On Friday, I give Shiv my phone privileges to distract her. It's not like I have anyone I want to call, anyway, and Shiv's been talking about how her cousin's finally back from backpacking and she wants to hear about the trip.

I sit in the cafeteria and watch her twirl her hair as she chats, dubious that she's really talking to her cousin.

"It's probably an old flame from school, isn't it?" asks Tangler.

"Everyone who'd gone to school with Shiv must thing she's massively cool for getting locked up for impersonating a college student," says Vapor. "Especially because she was top of all her classes..."

I wonder if my stint in jail will make a tantalizing college admissions essay. I could start it with a description of crocs, wet with blood, on a tile floor... Make it sound like I'm in a hospital – or I'm a murderer – then reveal it's just jail and it's hard to get tampons and we have to wear our shoes in the shower... turn it into an impassioned plea for prison reform. (Now I will have to do something with my life to help, won't I? It only proves I am selfish, just like my therapist said... I didn't care what kind of shoes jailbirds were wearing, until Girdle threw crocs at my feet.)

Shiv might be self-centered, too, but at least she's honest about it.

While I'm trying to imagine what kind of boy she's talking to (dark hair and round glasses? Delicate floral neck tattoos, sandy surfer hair? Dark skin and a nose ring?), someone claps me hard on the shoulder. In the gleam of the steel tabletop in front of me, I see a pair of mismatched black eyes...

"Sergeant's looking for you," says Grifta, wincing down at me over her side-skewed nose. "She seems pissed."

Grifta sneers as she points across the room, where Garda Girdle is making an even uglier expression. Girdle motions for me to come speak to her. Reflexively, my hands dart to the waistband of my pants.

"Good luck," Tangler says.

I trudge toward her with my head down, skulking.

Saying Garda Girdle looks pissed is unnecessary because pissed is her constant state of being. It's like saying, "'She looks white,' or, 'she still has black hair,' or 'she has one nose, two eyes, and a mouth today – just letting you know.'"

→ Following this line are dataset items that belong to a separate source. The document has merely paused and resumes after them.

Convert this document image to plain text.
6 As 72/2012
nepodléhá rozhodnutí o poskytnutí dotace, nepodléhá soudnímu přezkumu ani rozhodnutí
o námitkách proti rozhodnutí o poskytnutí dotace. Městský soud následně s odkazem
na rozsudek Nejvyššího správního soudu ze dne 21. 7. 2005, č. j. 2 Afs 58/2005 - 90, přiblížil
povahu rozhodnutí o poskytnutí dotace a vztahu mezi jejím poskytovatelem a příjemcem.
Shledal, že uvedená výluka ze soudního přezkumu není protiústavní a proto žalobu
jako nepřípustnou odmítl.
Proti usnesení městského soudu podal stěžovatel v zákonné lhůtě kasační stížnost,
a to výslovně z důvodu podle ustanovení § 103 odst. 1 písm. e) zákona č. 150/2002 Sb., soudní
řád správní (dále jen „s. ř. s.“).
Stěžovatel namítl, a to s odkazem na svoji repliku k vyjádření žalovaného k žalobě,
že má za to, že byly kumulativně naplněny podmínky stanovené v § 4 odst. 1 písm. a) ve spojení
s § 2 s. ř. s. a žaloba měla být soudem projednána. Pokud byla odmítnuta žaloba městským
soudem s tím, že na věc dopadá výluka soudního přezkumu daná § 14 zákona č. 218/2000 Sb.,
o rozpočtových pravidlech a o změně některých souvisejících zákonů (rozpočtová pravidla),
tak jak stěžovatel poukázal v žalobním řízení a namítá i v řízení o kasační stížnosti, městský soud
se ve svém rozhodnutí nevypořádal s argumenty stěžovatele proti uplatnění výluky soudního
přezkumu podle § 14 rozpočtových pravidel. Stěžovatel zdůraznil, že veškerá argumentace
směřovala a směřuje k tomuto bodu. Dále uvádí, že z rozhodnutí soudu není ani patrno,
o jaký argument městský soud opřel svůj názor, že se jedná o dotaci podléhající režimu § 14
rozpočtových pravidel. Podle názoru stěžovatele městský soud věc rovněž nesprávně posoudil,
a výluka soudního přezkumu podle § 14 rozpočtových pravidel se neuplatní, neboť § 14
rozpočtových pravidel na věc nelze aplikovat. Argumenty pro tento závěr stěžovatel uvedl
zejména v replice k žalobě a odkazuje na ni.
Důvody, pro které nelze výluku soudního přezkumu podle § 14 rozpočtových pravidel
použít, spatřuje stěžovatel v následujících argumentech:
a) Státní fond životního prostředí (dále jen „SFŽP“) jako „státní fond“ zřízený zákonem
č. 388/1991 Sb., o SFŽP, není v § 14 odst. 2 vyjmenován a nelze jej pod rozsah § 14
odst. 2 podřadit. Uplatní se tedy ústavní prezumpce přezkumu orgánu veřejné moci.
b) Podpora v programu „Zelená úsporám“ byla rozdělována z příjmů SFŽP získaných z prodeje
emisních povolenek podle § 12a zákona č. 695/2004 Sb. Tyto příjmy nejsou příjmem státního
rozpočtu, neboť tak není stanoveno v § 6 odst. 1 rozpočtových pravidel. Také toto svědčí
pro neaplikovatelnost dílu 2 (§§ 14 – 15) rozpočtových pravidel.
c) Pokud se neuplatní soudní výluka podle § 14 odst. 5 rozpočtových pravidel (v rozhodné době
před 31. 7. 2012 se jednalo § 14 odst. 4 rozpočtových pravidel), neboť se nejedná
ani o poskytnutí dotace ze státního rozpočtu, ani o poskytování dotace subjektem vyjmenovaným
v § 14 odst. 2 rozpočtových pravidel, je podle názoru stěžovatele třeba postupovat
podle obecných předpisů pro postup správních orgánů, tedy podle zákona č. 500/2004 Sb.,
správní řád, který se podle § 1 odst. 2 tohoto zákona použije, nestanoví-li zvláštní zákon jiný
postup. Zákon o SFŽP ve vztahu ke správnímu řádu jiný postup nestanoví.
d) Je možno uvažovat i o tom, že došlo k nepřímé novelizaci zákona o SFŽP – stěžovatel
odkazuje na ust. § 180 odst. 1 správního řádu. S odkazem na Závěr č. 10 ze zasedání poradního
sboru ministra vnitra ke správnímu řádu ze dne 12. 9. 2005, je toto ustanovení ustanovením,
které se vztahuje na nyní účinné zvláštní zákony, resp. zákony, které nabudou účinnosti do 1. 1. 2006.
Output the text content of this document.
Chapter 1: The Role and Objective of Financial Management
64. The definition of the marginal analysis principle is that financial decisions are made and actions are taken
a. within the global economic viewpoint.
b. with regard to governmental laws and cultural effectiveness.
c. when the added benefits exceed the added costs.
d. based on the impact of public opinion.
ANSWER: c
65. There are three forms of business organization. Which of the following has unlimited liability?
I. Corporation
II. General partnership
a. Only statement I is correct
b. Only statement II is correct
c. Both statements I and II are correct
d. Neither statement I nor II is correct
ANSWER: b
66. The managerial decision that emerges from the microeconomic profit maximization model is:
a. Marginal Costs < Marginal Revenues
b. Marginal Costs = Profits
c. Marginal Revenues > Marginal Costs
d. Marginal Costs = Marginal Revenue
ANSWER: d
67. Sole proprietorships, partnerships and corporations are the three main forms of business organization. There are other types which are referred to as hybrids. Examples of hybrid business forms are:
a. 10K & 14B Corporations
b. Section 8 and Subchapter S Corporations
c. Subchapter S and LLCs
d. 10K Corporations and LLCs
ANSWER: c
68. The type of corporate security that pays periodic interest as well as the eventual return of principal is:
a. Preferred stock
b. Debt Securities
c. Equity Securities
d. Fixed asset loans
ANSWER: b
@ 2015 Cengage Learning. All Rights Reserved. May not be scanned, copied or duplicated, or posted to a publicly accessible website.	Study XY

I do know, already. I can anticipate her pinched-mouth expression without any warning.

I see her disapproving face in my sleep.

"You've got a visitor. Man who put money in your commissary."

I wouldn't describe Mike as a man, even though he is eighteen. (I remember when he was too nervous to drive on surface streets! I remember how nervous he was before he lost his virginity to Stacie Kew – he came over to my house and talked circles around it. He made me check his sex playlist three times to make sure none of the songs were too romantic!)

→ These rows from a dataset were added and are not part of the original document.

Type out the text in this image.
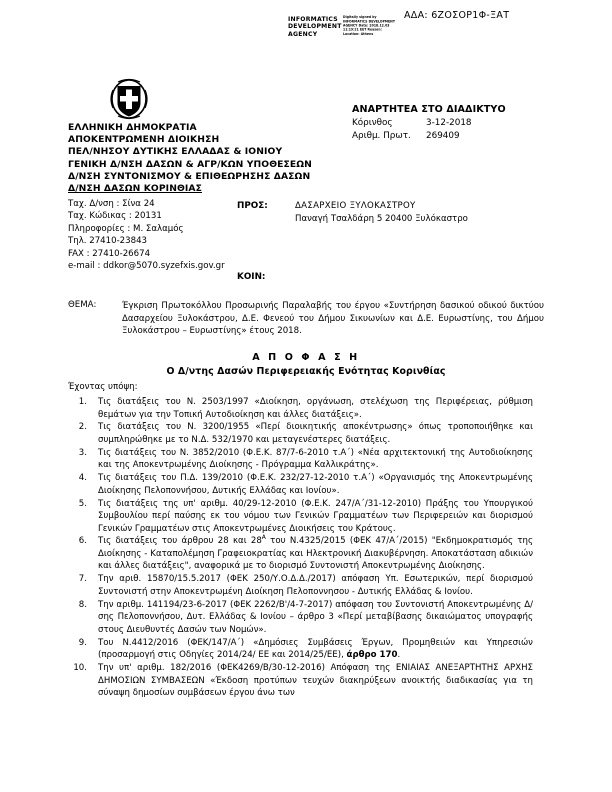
INFORMATICS DEVELOPMENT AGENCY
Digitally signed by INFORMATICS DEVELOPMENT AGENCY Date: 2018.12.03 11:19:21 EET Reason: Location: Athens
ΑΔΑ: 6ΖΟΣΟΡ1Φ-ΞΑΤ
ΕΛΛΗΝΙΚΗ ΔΗΜΟΚΡΑΤΙΑ
ΑΠΟΚΕΝΤΡΩΜΕΝΗ ΔΙΟΙΚΗΣΗ
ΠΕΛ/ΝΗΣΟΥ ΔΥΤΙΚΗΣ ΕΛΛΑΔΑΣ & ΙΟΝΙΟΥ
ΓΕΝΙΚΗ Δ/ΝΣΗ ΔΑΣΩΝ & ΑΓΡ/ΚΩΝ ΥΠΟΘΕΣΕΩΝ
Δ/ΝΣΗ ΣΥΝΤΟΝΙΣΜΟΥ & ΕΠΙΘΕΩΡΗΣΗΣ ΔΑΣΩΝ
Δ/ΝΣΗ ΔΑΣΩΝ ΚΟΡΙΝΘΙΑΣ
Ταχ. Δ/νση : Σίνα 24
Ταχ. Κώδικας : 20131
Πληροφορίες : Μ. Σαλαμός
Τηλ. 27410-23843
FAX : 27410-26674
e-mail : ddkor@5070.syzefxis.gov.gr
ΑΝΑΡΤΗΤΕΑ ΣΤΟ ΔΙΑΔΙΚΤΥΟ
Κόρινθος	3-12-2018
Αριθμ. Πρωτ.	269409
ΠΡΟΣ:	ΔΑΣΑΡΧΕΙΟ ΞΥΛΟΚΑΣΤΡΟΥ
Παναγή Τσαλδάρη 5 20400 Ξυλόκαστρο
ΚΟΙΝ:
ΘΕΜΑ:	Έγκριση Πρωτοκόλλου Προσωρινής Παραλαβής του έργου «Συντήρηση δασικού οδικού δικτύου Δασαρχείου Ξυλοκάστρου, Δ.Ε. Φενεού του Δήμου Σικυωνίων και Δ.Ε. Ευρωστίνης, του Δήμου Ξυλοκάστρου – Ευρωστίνης» έτους 2018.
Α Π Ο Φ Α Σ Η
Ο Δ/ντης Δασών Περιφερειακής Ενότητας Κορινθίας
Έχοντας υπόψη:
1.	Τις διατάξεις του Ν. 2503/1997 «Διοίκηση, οργάνωση, στελέχωση της Περιφέρειας, ρύθμιση θεμάτων για την Τοπική Αυτοδιοίκηση και άλλες διατάξεις».
2.	Τις διατάξεις του Ν. 3200/1955 «Περί διοικητικής αποκέντρωσης» όπως τροποποιήθηκε και συμπληρώθηκε με το Ν.Δ. 532/1970 και μεταγενέστερες διατάξεις.
3.	Τις διατάξεις του Ν. 3852/2010 (Φ.Ε.Κ. 87/7-6-2010 τ.Α΄) «Νέα αρχιτεκτονική της Αυτοδιοίκησης και της Αποκεντρωμένης Διοίκησης - Πρόγραμμα Καλλικράτης».
4.	Τις διατάξεις του Π.Δ. 139/2010 (Φ.Ε.Κ. 232/27-12-2010 τ.Α΄) «Οργανισμός της Αποκεντρωμένης Διοίκησης Πελοποννήσου, Δυτικής Ελλάδας και Ιονίου».
5.	Τις διατάξεις της υπ' αριθμ. 40/29-12-2010 (Φ.Ε.Κ. 247/Α΄/31-12-2010) Πράξης του Υπουργικού Συμβουλίου περί παύσης εκ του νόμου των Γενικών Γραμματέων των Περιφερειών και διορισμού Γενικών Γραμματέων στις Αποκεντρωμένες Διοικήσεις του Κράτους.
6.	Τις διατάξεις του άρθρου 28 και $28^A$ του Ν.4325/2015 (ΦΕΚ 47/Α΄/2015) "Εκδημοκρατισμός της Διοίκησης - Καταπολέμηση Γραφειοκρατίας και Ηλεκτρονική Διακυβέρνηση. Αποκατάσταση αδικιών και άλλες διατάξεις", αναφορικά με το διορισμό Συντονιστή Αποκεντρωμένης Διοίκησης.
7.	Την αριθ. 15870/15.5.2017 (ΦΕΚ 250/Υ.Ο.Δ.Δ./2017) απόφαση Υπ. Εσωτερικών, περί διορισμού Συντονιστή στην Αποκεντρωμένη Διοίκηση Πελοποννησου - Δυτικής Ελλάδας & Ιονίου.
8.	Την αριθμ. 141194/23-6-2017 (ΦΕΚ 2262/Β'/4-7-2017) απόφαση του Συντονιστή Αποκεντρωμένης Δ/σης Πελοποννήσου, Δυτ. Ελλάδας & Ιονίου – άρθρο 3 «Περί μεταβίβασης δικαιώματος υπογραφής στους Διευθυντές Δασών των Νομών».
9.	Του Ν.4412/2016 (ΦΕΚ/147/Α΄) «Δημόσιες Συμβάσεις Έργων, Προμηθειών και Υπηρεσιών (προσαρμογή στις Οδηγίες 2014/24/ ΕΕ και 2014/25/ΕΕ), άρθρο 170.
10.	Την υπ' αριθμ. 182/2016 (ΦΕΚ4269/Β/30-12-2016) Απόφαση της ΕΝΙΑΙΑΣ ΑΝΕΞΑΡΤΗΤΗΣ ΑΡΧΗΣ ΔΗΜΟΣΙΩΝ ΣΥΜΒΑΣΕΩΝ «Έκδοση προτύπων τευχών διακηρύξεων ανοικτής διαδικασίας για τη σύναψη δημοσίων συμβάσεων έργου άνω των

"Did you ask him to bring you anything?" Girdle squints down her finely-contoured nose at me.

"Bring me anything?" I repeat, flummoxed. Like more money for commissary? I didn't even think to ask him! As Girdle smirks at me, I realize I never even called to thank him.

"He says he's not your boyfriend–"

I'm surprised that the word stings.

"–Not family, either. Is he an associate?"

"An associate?"

"Are you hard of hearing, inmate? Why are you repeating me?"

Garda Girdle stomps one shiny black shoe, impatiently.
"He's just a friend," I stammer. "I didn't know he was coming! I don't think he would put anything up his butt for me, honestly!"

I mean it as a joke, but I don't think Girdle is capable of laughing. She hitches her belt higher up on her tiny, wasp-like waist and sucks lipstick off her teeth.

"We searched him, anyway," she says, haughtily. "Come with me."

I catch Shiv's eye as I'm leaving. She stage-whispers across the room, "She thought he was your boyfriend!" and I make a mental note to ask her later what that means.